“We Won’t Allow Liberia To Slide Back Into Instability & Conflict” – Prez Akufo-Addo

The President of the Republic, Nana Addo Dankwa Akufo-Addo, says West Africa is not prepared to contemplate the scenario of Liberia sliding back into instability and conflict.

According to President Akufo-Addo, the Economic Community of West African States (ECOWAS), over the years, has made a huge investment in promoting peace in Liberia, and “we will do all we can to ensure that democracy is entrenched in Liberia, and we will not accept any other outcome.”

The 7th December, 2017, recent ruling made by Liberia’s Supreme Court on their presidential election, the President said, must ensure that Liberia will have its first peaceful handover of power from one democratically elected leader to another in 73 years.

“The work undertaken by that truly historic figure, the first elected female leader of an African nation, Her Excellency Ellen Johnson Sirleaf, in stabilising the country, after a bitter and protracted civil war, has been very solid and commendable,” he said.
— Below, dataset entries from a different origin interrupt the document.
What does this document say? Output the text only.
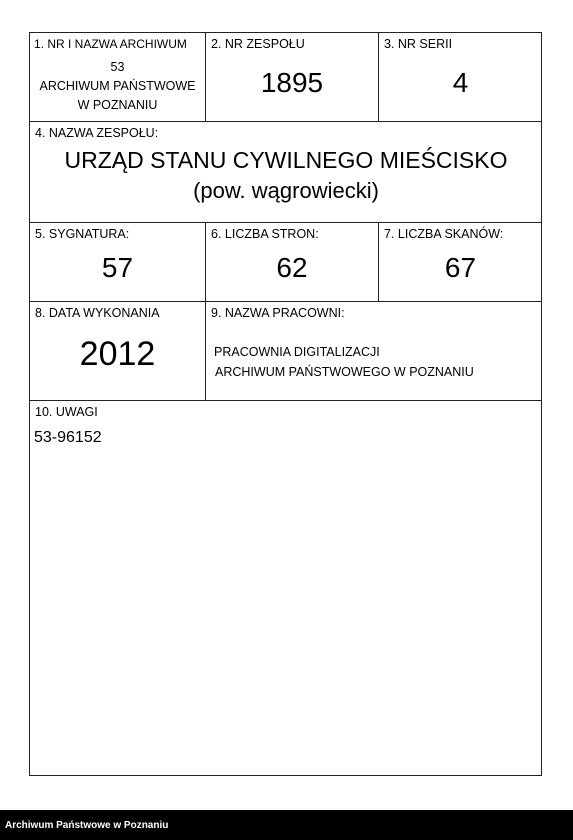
1. NR I NAZWA ARCHIWUM
53
ARCHIWUM PAŃSTWOWE
W POZNANIU
2. NR ZESPOŁU
1895
3. NR SERII
4
4. NAZWA ZESPOŁU:
URZĄD STANU CYWILNEGO MIEŚCISKO
(pow. wągrowiecki)
5. SYGNATURA:
57
6. LICZBA STRON:
62
7. LICZBA SKANÓW:
67
8. DATA WYKONANIA
2012
9. NAZWA PRACOWNI:
PRACOWNIA DIGITALIZACJI
ARCHIWUM PAŃSTWOWEGO W POZNANIU
10. UWAGI
53-96152
Archiwum Państwowe w Poznaniu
The President continued, “I am anticipating that, at the end of the day, Liberia’s institutions, particularly the Supreme Court and the Electoral Commission, will be up to the task, and shepherd the country through a successful transition.”

President Akufo-Addo made this known on Wednesday, 13th December, 2017, when he delivered the Commencement Address at the 98th Commencement Exercises of the University of Liberia, in Monrovia.

Transform structure of African economies
With over 2,500 students graduating from the University, the President noted that it is not enough to hold successful elections every four years or to be able to criticize the government and to have a choice of 100 radio stations.

Democracy, he explained, must ensure that we are able to provide our people with a good quality of life.

“The structure of economies, bequeathed to us by colonialism, was dependent on the production and export of raw materials. Even though Liberia was not colonised, the structure of her economy remains very much the same as the others on the continent. Such economies cannot create opportunities, prosperity and wealth for our people,” he said.

President Akufo-Addo stressed that the time is long overdue for Africa to transform the structure of African economies to serve better the needs of the African peoples.

“Too many of our peoples are still kept down by extreme poverty. The promise of prosperity that was to accompany freedom has not materialised for the mass of the African peoples, and has rather been replaced with widespread despondency across the continent. This is not what our forebears promised,” he said.